Student Prerequisites (compulsory):
- Programming knowledge for at least 5 years in C++
- Basic understanding of template metaprogramming
- “Extra-mile” mentality
Student Prerequisites (desirable):
- HIP/CUDA or general GPU knowledge desirable, but not required
- C++ template metaprogramming
- Interest in C++11/14/17 features
- Interest in low-level performance optimizations
- Ideally student of computer science, mathematics, but not required
- Basic knowledge on benchmarking, numerical methods
- Mild coffee addiction
- Basic knowledge of git, LaTeX, TikZ
Just send an email … training material strongly depends on your personal level of knowledge. We can provide early access to the GPU cluster as well as technical reports from former students on the topic. If you feel unsure if you fulfill the requirements, but do like the project send an email to the mentor and ask for a small programming exercise.
Week – Work package
- Training and introduction to FMMs and hardware
- Benchmarking of kernel variants on the CPU/GPU/accelerator
- Initial port to HIP of one or two kernel variants
- Unifying the octree data structure for the CPU/GPU/accelerator
- Implementing multi-GPU support with HIP
- Optimization and benchmarking, documentation
- Optimization and benchmarking, documentation
- Generating of final performance results. Preparation of plots/figures. Submission of results.
Final Product Description:
The end product will be an extended FMM within HIP to supportCPUs/GPUs/accelerators. The benchmarking results, especially the gain in performance can be easily illustrated in appropriate figures, as is routinely done by PRACE and HPC vendors. Such plots could be used by PRACE.

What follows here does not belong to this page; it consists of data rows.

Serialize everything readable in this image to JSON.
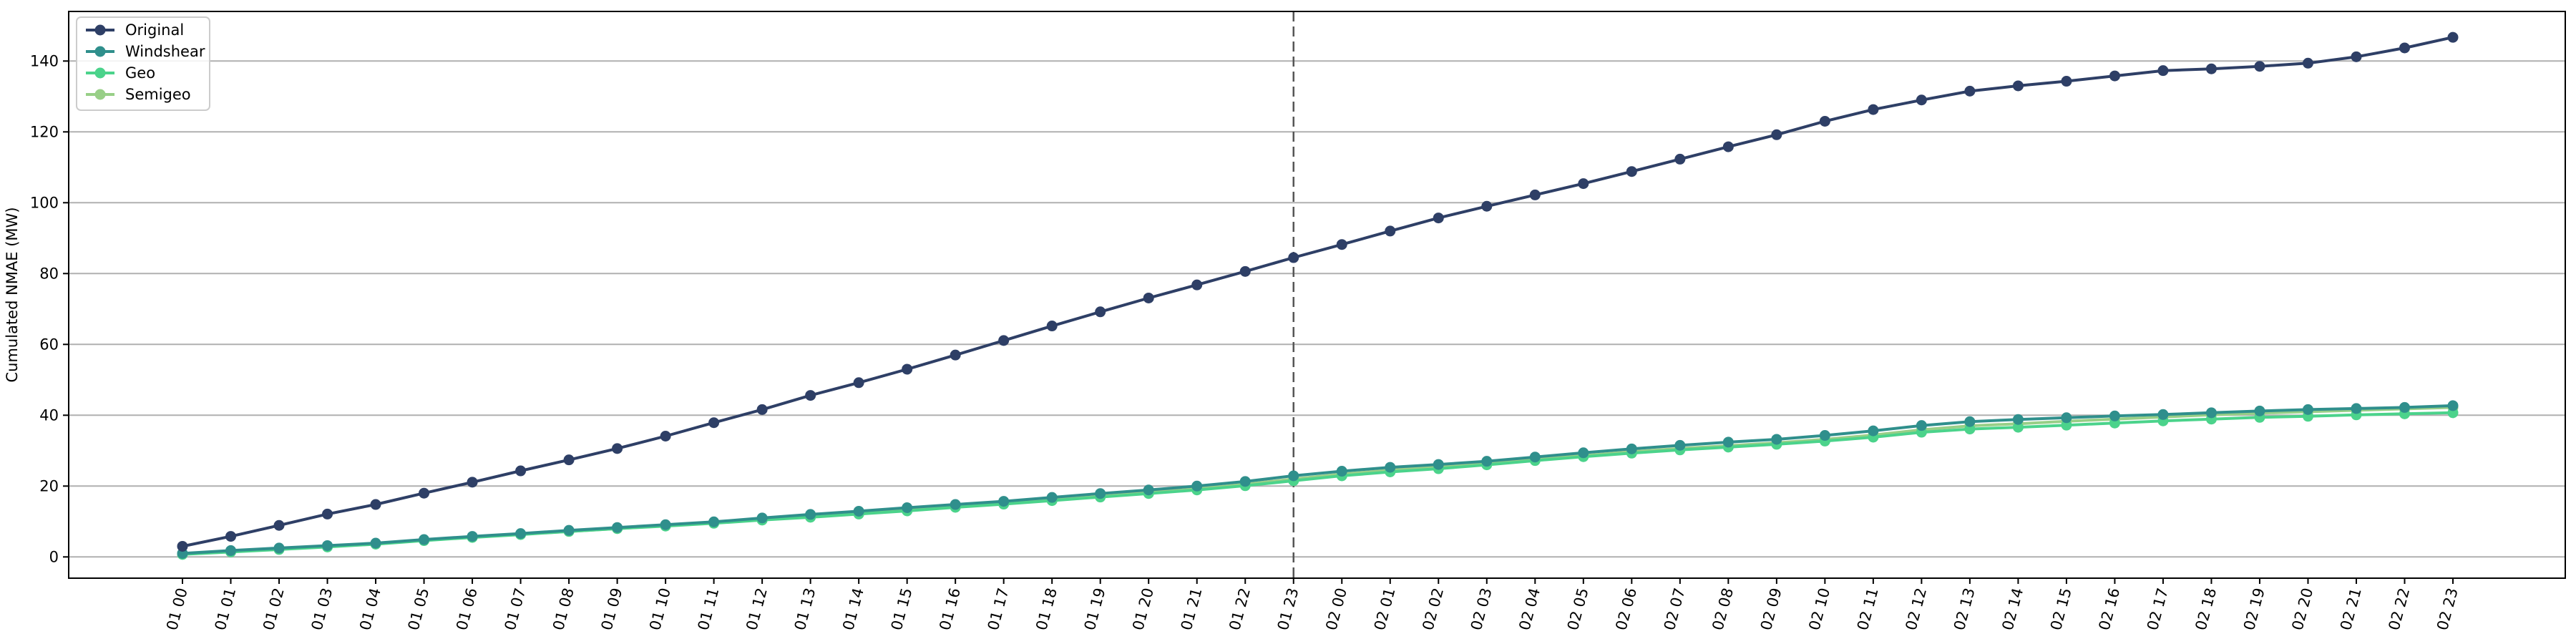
{
  "chart_data": {
    "type": "line",
    "ylabel": "Cumulated NMAE (MW)",
    "ylim": [
      -6,
      154
    ],
    "yticks": [
      0,
      20,
      40,
      60,
      80,
      100,
      120,
      140
    ],
    "grid": "horizontal",
    "legend_position": "top-left",
    "vline_at": "01 23",
    "x": [
      "01 00",
      "01 01",
      "01 02",
      "01 03",
      "01 04",
      "01 05",
      "01 06",
      "01 07",
      "01 08",
      "01 09",
      "01 10",
      "01 11",
      "01 12",
      "01 13",
      "01 14",
      "01 15",
      "01 16",
      "01 17",
      "01 18",
      "01 19",
      "01 20",
      "01 21",
      "01 22",
      "01 23",
      "02 00",
      "02 01",
      "02 02",
      "02 03",
      "02 04",
      "02 05",
      "02 06",
      "02 07",
      "02 08",
      "02 09",
      "02 10",
      "02 11",
      "02 12",
      "02 13",
      "02 14",
      "02 15",
      "02 16",
      "02 17",
      "02 18",
      "02 19",
      "02 20",
      "02 21",
      "02 22",
      "02 23"
    ],
    "series": [
      {
        "name": "Original",
        "color": "#2e3f66",
        "values": [
          3.0,
          5.8,
          8.9,
          12.1,
          14.8,
          18.0,
          21.1,
          24.3,
          27.4,
          30.6,
          34.1,
          37.9,
          41.6,
          45.6,
          49.2,
          53.0,
          57.0,
          61.1,
          65.2,
          69.2,
          73.1,
          76.8,
          80.6,
          84.5,
          88.2,
          92.0,
          95.7,
          99.0,
          102.2,
          105.4,
          108.8,
          112.3,
          115.8,
          119.2,
          123.0,
          126.3,
          129.0,
          131.5,
          133.0,
          134.3,
          135.8,
          137.3,
          137.8,
          138.5,
          139.4,
          141.2,
          143.7,
          146.7
        ]
      },
      {
        "name": "Windshear",
        "color": "#2f8f8c",
        "values": [
          1.0,
          1.8,
          2.5,
          3.2,
          3.9,
          4.9,
          5.8,
          6.6,
          7.5,
          8.3,
          9.1,
          9.9,
          11.0,
          12.0,
          12.9,
          13.9,
          14.8,
          15.7,
          16.8,
          17.9,
          18.9,
          20.0,
          21.3,
          22.9,
          24.2,
          25.3,
          26.1,
          27.0,
          28.2,
          29.4,
          30.5,
          31.5,
          32.4,
          33.2,
          34.3,
          35.6,
          37.1,
          38.2,
          38.8,
          39.3,
          39.8,
          40.2,
          40.7,
          41.2,
          41.6,
          41.9,
          42.2,
          42.7
        ]
      },
      {
        "name": "Geo",
        "color": "#4bd38b",
        "values": [
          0.7,
          1.4,
          2.1,
          2.8,
          3.6,
          4.6,
          5.5,
          6.3,
          7.2,
          8.0,
          8.7,
          9.5,
          10.4,
          11.2,
          12.1,
          13.0,
          14.0,
          14.9,
          15.9,
          16.9,
          17.9,
          18.9,
          20.1,
          21.5,
          22.9,
          24.0,
          24.9,
          26.0,
          27.2,
          28.3,
          29.3,
          30.2,
          31.0,
          31.8,
          32.7,
          33.8,
          35.2,
          36.1,
          36.6,
          37.2,
          37.8,
          38.4,
          38.9,
          39.4,
          39.7,
          40.1,
          40.4,
          40.7
        ]
      },
      {
        "name": "Semigeo",
        "color": "#98cf87",
        "values": [
          0.8,
          1.6,
          2.3,
          3.0,
          3.7,
          4.7,
          5.6,
          6.4,
          7.2,
          8.0,
          8.8,
          9.6,
          10.6,
          11.5,
          12.4,
          13.3,
          14.2,
          15.1,
          16.1,
          17.1,
          18.2,
          19.2,
          20.5,
          22.0,
          23.4,
          24.5,
          25.4,
          26.4,
          27.5,
          28.6,
          29.7,
          30.6,
          31.4,
          32.2,
          33.2,
          34.4,
          35.9,
          37.0,
          37.6,
          38.3,
          38.9,
          39.5,
          40.1,
          40.6,
          41.0,
          41.4,
          41.8,
          42.2
        ]
      }
    ]
  }
}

Adapting the Project: Increasing the Difficulty:
The kernels are used differently in many placesin the code. For example it may or may not be required to use a certain implementation of the an FMM operator. A particularly able student may also port multiple kernels. Depending on the knowledge level, a larger number of access/storage strategies can be ported/extended or performance optimization within the HIP framework can be intensified.
The student will have his own desk in an air-conditioned open-plan office (12 desks in total) or in a separate office (2-3 desks in total). He/she will get access (and computation time) on the required HPC hardware for the project and have his/her own workplace with fully equipped workstation for the time of the program. A range of performance and benchmarking tools are available on site and can be used within the project. No further resources are required. Hint: We do have experts on all advanced topics, e.g. C++11/14/17, CUDA in house. Hence, the student will be supported when battling with ‘bleeding-edge’ technology.